Le radici di “We Rule” risalgono agli anni ottanta. Chalmers stava guadagnando un MFA al Royal College of Art, a Londra; era venuta ad ammirare tavolette neo-assire con iscrizioni cuneiformi al British Museum e altrove. Ha rintracciato una traduzione del testo cuneiforme. Essenzialmente, dice, “con poche variazioni, ‘Noi governiamo, conquistiamo, tu fai schifo'”, mi ha detto. Lavorando con i tagliafoglie, ripensò al messaggio imperialistico delle tavolette. “Sono un po’ un sostituto per noi”, ha detto, delle formiche. Realizzando il film, aveva sperato di indurli a portare con sé dieci passaggi delle tavolette, ma le ci vollero due giorni solo per ottenere sei lettere nell’ordine giusto.

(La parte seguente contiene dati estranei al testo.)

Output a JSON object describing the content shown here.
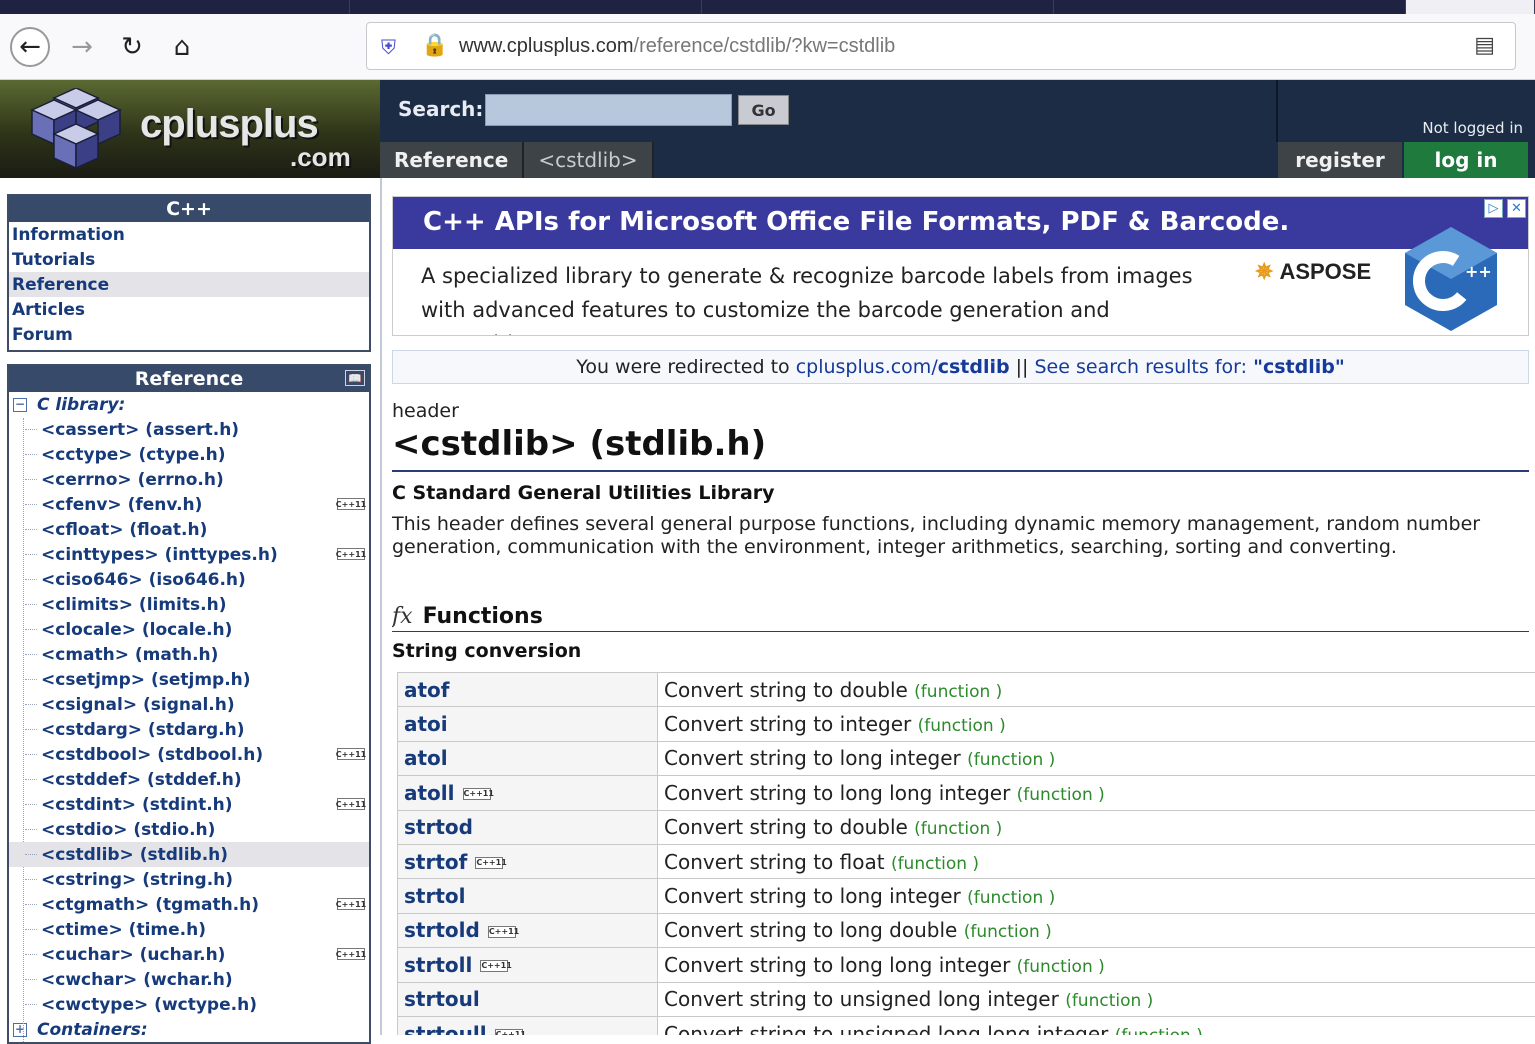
{
  "browser": {
    "url_domain": "www.cplusplus.com",
    "url_path": "/reference/cstdlib/?kw=cstdlib"
  },
  "header": {
    "logo_text": "cplusplus",
    "logo_com": ".com",
    "search_label": "Search:",
    "search_value": "",
    "go_label": "Go",
    "not_logged_in": "Not logged in",
    "breadcrumbs": [
      "Reference",
      "<cstdlib>"
    ],
    "register_label": "register",
    "login_label": "log in"
  },
  "sidebar": {
    "cpp_title": "C++",
    "cpp_items": [
      "Information",
      "Tutorials",
      "Reference",
      "Articles",
      "Forum"
    ],
    "cpp_selected": "Reference",
    "ref_title": "Reference",
    "tree_head": "C library:",
    "tree_items": [
      {
        "label": "<cassert> (assert.h)",
        "cpp11": false
      },
      {
        "label": "<cctype> (ctype.h)",
        "cpp11": false
      },
      {
        "label": "<cerrno> (errno.h)",
        "cpp11": false
      },
      {
        "label": "<cfenv> (fenv.h)",
        "cpp11": true
      },
      {
        "label": "<cfloat> (float.h)",
        "cpp11": false
      },
      {
        "label": "<cinttypes> (inttypes.h)",
        "cpp11": true
      },
      {
        "label": "<ciso646> (iso646.h)",
        "cpp11": false
      },
      {
        "label": "<climits> (limits.h)",
        "cpp11": false
      },
      {
        "label": "<clocale> (locale.h)",
        "cpp11": false
      },
      {
        "label": "<cmath> (math.h)",
        "cpp11": false
      },
      {
        "label": "<csetjmp> (setjmp.h)",
        "cpp11": false
      },
      {
        "label": "<csignal> (signal.h)",
        "cpp11": false
      },
      {
        "label": "<cstdarg> (stdarg.h)",
        "cpp11": false
      },
      {
        "label": "<cstdbool> (stdbool.h)",
        "cpp11": true
      },
      {
        "label": "<cstddef> (stddef.h)",
        "cpp11": false
      },
      {
        "label": "<cstdint> (stdint.h)",
        "cpp11": true
      },
      {
        "label": "<cstdio> (stdio.h)",
        "cpp11": false
      },
      {
        "label": "<cstdlib> (stdlib.h)",
        "cpp11": false,
        "selected": true
      },
      {
        "label": "<cstring> (string.h)",
        "cpp11": false
      },
      {
        "label": "<ctgmath> (tgmath.h)",
        "cpp11": true
      },
      {
        "label": "<ctime> (time.h)",
        "cpp11": false
      },
      {
        "label": "<cuchar> (uchar.h)",
        "cpp11": true
      },
      {
        "label": "<cwchar> (wchar.h)",
        "cpp11": false
      },
      {
        "label": "<cwctype> (wctype.h)",
        "cpp11": false
      }
    ],
    "next_head": "Containers:",
    "cpp11_badge": "C++11"
  },
  "ad": {
    "title": "C++ APIs for Microsoft Office File Formats, PDF  & Barcode.",
    "body_line1": "A specialized library to generate & recognize barcode labels from images",
    "body_line2": "with advanced features to customize the barcode generation and recognition process.",
    "brand": "ASPOSE"
  },
  "redirect": {
    "prefix": "You were redirected to ",
    "link1_domain": "cplusplus.com/",
    "link1_bold": "cstdlib",
    "separator": " || ",
    "link2_text": "See search results for: ",
    "link2_bold": "\"cstdlib\""
  },
  "page": {
    "kind": "header",
    "title": "<cstdlib> (stdlib.h)",
    "subtitle": "C Standard General Utilities Library",
    "description": "This header defines several general purpose functions, including dynamic memory management, random number generation, communication with the environment, integer arithmetics, searching, sorting and converting.",
    "functions_label": "Functions",
    "group_title": "String conversion",
    "functions": [
      {
        "name": "atof",
        "desc": "Convert string to double",
        "cpp11": false
      },
      {
        "name": "atoi",
        "desc": "Convert string to integer",
        "cpp11": false
      },
      {
        "name": "atol",
        "desc": "Convert string to long integer",
        "cpp11": false
      },
      {
        "name": "atoll",
        "desc": "Convert string to long long integer",
        "cpp11": true
      },
      {
        "name": "strtod",
        "desc": "Convert string to double",
        "cpp11": false
      },
      {
        "name": "strtof",
        "desc": "Convert string to float",
        "cpp11": true
      },
      {
        "name": "strtol",
        "desc": "Convert string to long integer",
        "cpp11": false
      },
      {
        "name": "strtold",
        "desc": "Convert string to long double",
        "cpp11": true
      },
      {
        "name": "strtoll",
        "desc": "Convert string to long long integer",
        "cpp11": true
      },
      {
        "name": "strtoul",
        "desc": "Convert string to unsigned long integer",
        "cpp11": false
      },
      {
        "name": "strtoull",
        "desc": "Convert string to unsigned long long integer",
        "cpp11": true
      }
    ],
    "kind_label": "(function )"
  }
}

Chalmers è cresciuta a San Mateo, in California, figlia di un ingegnere elettrico e di un paesaggista. Da bambina non le piacevano gli insetti, ma alla famiglia piacevano gli animali; aveva un uccellino e lo portava a colazione e ai pigiama party. A Stanford, ha dichiarato la sua specializzazione, ingegneria, prima ancora che iniziassero le lezioni, in modo che potesse assicurarsi un posto in un corso popolare sul pensiero visivo. Ha frequentato quasi abbastanza corsi di studio per qualificarsi come specialista in arte e, dopo il college, ha ottenuto un lavoro alla Mattel, disegnando giocattoli. Il suo background ingegneristico l’ha aiutata a risolvere gli enigmi della produzione artistica. Come si costruisce un set che induca gli insetti a comportarsi in un certo modo? Come lo filmi e lo illumini?